Making an OpenCourseWare course isn't as simple as getting a team of kids with videocameras and uploading the course onto YouTube. There is a surprisingly high standard that the Professor and the University attempts to meet when they prepare a course to be deposited onto OpenCourseWare.

Stanford had built entire classrooms for the purpose of sharing online classes. Many of them have 3-4 cameras controlled by two operators while another is entirely responsible for the sound.

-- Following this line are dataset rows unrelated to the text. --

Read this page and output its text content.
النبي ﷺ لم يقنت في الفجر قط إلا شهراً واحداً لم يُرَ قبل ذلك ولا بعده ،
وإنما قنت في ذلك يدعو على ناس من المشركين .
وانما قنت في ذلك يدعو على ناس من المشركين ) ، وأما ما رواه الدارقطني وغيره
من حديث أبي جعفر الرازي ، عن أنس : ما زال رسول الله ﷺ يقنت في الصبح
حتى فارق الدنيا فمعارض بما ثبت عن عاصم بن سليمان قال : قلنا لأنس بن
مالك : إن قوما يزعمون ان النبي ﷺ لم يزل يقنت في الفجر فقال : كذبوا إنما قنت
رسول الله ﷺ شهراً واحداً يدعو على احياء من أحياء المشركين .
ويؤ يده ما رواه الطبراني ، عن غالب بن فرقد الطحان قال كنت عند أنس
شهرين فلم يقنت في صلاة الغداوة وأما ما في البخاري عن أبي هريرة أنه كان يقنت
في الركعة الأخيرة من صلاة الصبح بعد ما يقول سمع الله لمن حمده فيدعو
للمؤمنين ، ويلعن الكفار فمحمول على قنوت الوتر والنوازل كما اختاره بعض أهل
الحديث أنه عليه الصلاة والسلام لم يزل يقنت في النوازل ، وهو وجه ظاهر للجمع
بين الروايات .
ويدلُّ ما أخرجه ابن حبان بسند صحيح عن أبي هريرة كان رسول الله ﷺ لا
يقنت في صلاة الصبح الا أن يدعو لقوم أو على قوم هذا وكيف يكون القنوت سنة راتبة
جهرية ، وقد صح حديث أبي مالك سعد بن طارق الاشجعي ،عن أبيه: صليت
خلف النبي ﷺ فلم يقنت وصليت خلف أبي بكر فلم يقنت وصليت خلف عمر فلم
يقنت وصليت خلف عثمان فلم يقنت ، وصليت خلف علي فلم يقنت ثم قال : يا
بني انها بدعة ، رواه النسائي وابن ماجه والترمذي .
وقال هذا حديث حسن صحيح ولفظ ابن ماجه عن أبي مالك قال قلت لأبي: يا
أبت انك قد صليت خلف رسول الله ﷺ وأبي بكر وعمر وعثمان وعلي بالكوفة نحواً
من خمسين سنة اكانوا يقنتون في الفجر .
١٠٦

Classes that require a balance between boardwork, slides, and discussion require a very well-trained team of videographers to recognize what they are supposed to be looking at without breaking the rhythm of the course and capturing the intent of the lecturer.

Ask any Professor how prepared their lectures are. Despite how absent-minded most professors seem, there is a large amount of practice and slidology behind each lecture. OCW adds a whole other layer to preparation since the course actually has to run on schedule and conclude with the course completed. The materials used require additional thought since OCW is limited to only a single camera. Look at some of Yale's early OTC courses; the professor will make references to a figure and the camera will be focused on his gestures rather than the actual information that they are trying to portray.

Lastly online courses are extremely expensive and don't truly make the return on investment as one would imagine. For instance, Utah State was forced to end their OpenCourseWare initiative.